The critical point about these causes is that many are reversible. If the team can identify and fix the underlying problem, such as draining fluid from around the heart or replacing lost blood, the heart may start pumping again. This is what makes rapid diagnosis during PEA cardiac arrest so important.

How PEA Differs From Asystole

Both PEA and asystole are forms of cardiac arrest where no pulse is present, and neither responds to a defibrillator shock. The difference is purely electrical. In asystole, the heart’s electrical system has shut down entirely, producing a flat line on the monitor. In PEA, organized electrical signals are still present. They just aren’t producing any mechanical pumping.

There’s also a related concept called pseudo-PEA. In this scenario, the heart is actually making weak contractions that generate some blood flow, but the contractions are too feeble to produce a pulse you can feel at the wrist or neck. Bedside ultrasound can sometimes detect this faint cardiac wall motion, which can change how aggressively and in what direction the medical team pursues treatment. Patients with pseudo-PEA generally have better odds than those with true PEA.

What Happens During Treatment

When someone goes into PEA cardiac arrest, the response centers on two things happening simultaneously: high-quality CPR and finding the reversible cause. CPR keeps some blood flowing to the brain and organs while the team works. Chest compressions need to be fast (100 to 120 per minute), deep (at least two inches), and as uninterrupted as possible.

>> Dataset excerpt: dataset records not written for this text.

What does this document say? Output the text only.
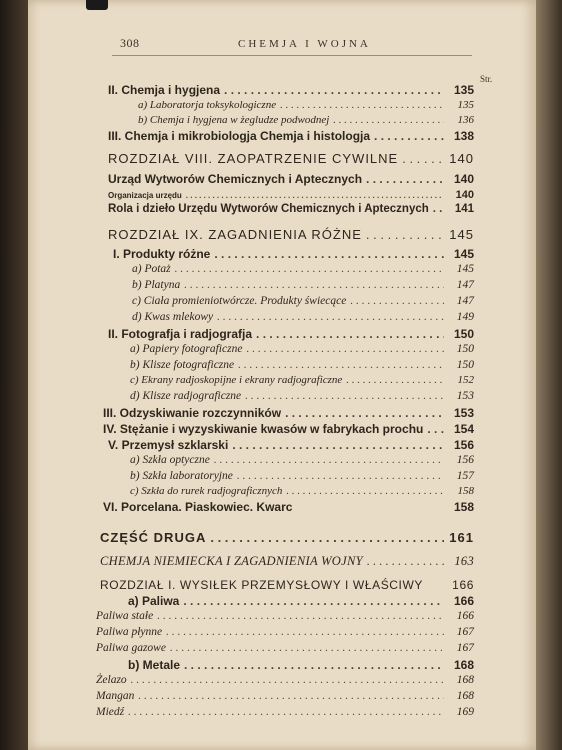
308	CHEMJA I WOJNA
Str.
II. Chemja i hygjena . . .	135
a) Laboratorja toksykologiczne . . .	135
b) Chemja i hygjena w żegludze podwodnej . . .	136
III. Chemja i mikrobiologja Chemja i histologja . . .	138
ROZDZIAŁ VIII. ZAOPATRZENIE CYWILNE . . .	140
Urząd Wytworów Chemicznych i Aptecznych . . .	140
Organizacja urzędu . . .	140
Rola i dzieło Urzędu Wytworów Chemicznych i Aptecznych . . .	141
ROZDZIAŁ IX. ZAGADNIENIA RÓŻNE . . .	145
I. Produkty różne . . .	145
a) Potaż . . .	145
b) Platyna . . .	147
c) Ciała promieniotwórcze. Produkty świecące . . .	147
d) Kwas mlekowy . . .	149
II. Fotografja i radjografja . . .	150
a) Papiery fotograficzne . . .	150
b) Klisze fotograficzne . . .	150
c) Ekrany radjoskopijne i ekrany radjograficzne . . .	152
d) Klisze radjograficzne . . .	153
III. Odzyskiwanie rozczynników . . .	153
IV. Stężanie i wyzyskiwanie kwasów w fabrykach prochu . . .	154
V. Przemysł szklarski . . .	156
a) Szkła optyczne . . .	156
b) Szkła laboratoryjne . . .	157
c) Szkła do rurek radjograficznych . . .	158
VI. Porcelana. Piaskowiec. Kwarc	158
CZĘŚĆ DRUGA . . .	161
CHEMJA NIEMIECKA I ZAGADNIENIA WOJNY . . .	163
ROZDZIAŁ I. WYSIŁEK PRZEMYSŁOWY I WŁAŚCIWY	166
a) Paliwa . . .	166
Paliwa stałe . . .	166
Paliwa płynne . . .	167
Paliwa gazowe . . .	167
b) Metale . . .	168
Żelazo . . .	168
Mangan . . .	168
Miedź . . .	169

Epinephrine, a drug that helps stimulate the heart muscle, is given every three to five minutes during the resuscitation effort. But epinephrine alone won’t fix PEA. Because PEA is a symptom of something else, the real treatment depends on identifying and correcting the underlying trigger. That’s why emergency teams systematically work through the H’s and T’s, often using bedside ultrasound to check for things like fluid around the heart, a collapsed lung, or an empty heart chamber suggesting massive blood loss.

Survival depends heavily on how quickly the cause is found. PEA caused by something rapidly fixable, like a tension pneumothorax that can be relieved with a needle, has a much better prognosis than PEA from a massive heart attack.

PEA as a Supplement: Palmitoylethanolamide

Outside of emergency medicine, PEA can refer to palmitoylethanolamide, a fatty acid compound your body naturally produces. It acts on the same biological pathways as endocannabinoids, the body’s own cannabis-like molecules, and has documented anti-inflammatory, pain-relieving, and neuroprotective effects.

PEA supplements are sold as nutraceuticals in many countries, typically at a recommended dose of 1,200 mg per day. They’re marketed for chronic pain, joint health, allergies, sleep, and mood support. The compound was actually first sold in the 1960s for preventing influenza and the common cold. Research has since expanded to explore its effects on nerve pain, brain health, immune function, and muscle recovery. It works through multiple pathways in the body, which is why it shows up in studies across such a wide range of conditions.

PEA as a Brain Chemical: Phenylethylamine

Beta-phenylethylamine is a trace amine found naturally throughout the central nervous system. It’s sometimes called the “love chemical” in popular science because its levels rise during feelings of attraction and excitement. In the brain, it triggers the release of dopamine, the neurotransmitter most closely tied to reward and pleasure.

Research in animals shows that phenylethylamine produces rewarding effects and a positive emotional state by activating dopamine receptors in the striatum, a brain region involved in motivation and movement. It’s found in small amounts in chocolate and certain fermented foods, which partly explains chocolate’s reputation as a mood booster, though the amounts in food are generally too small to have a significant pharmacological effect. Phenylethylamine supplements exist, but the compound is rapidly broken down in the body, limiting how much actually reaches the brain when taken orally.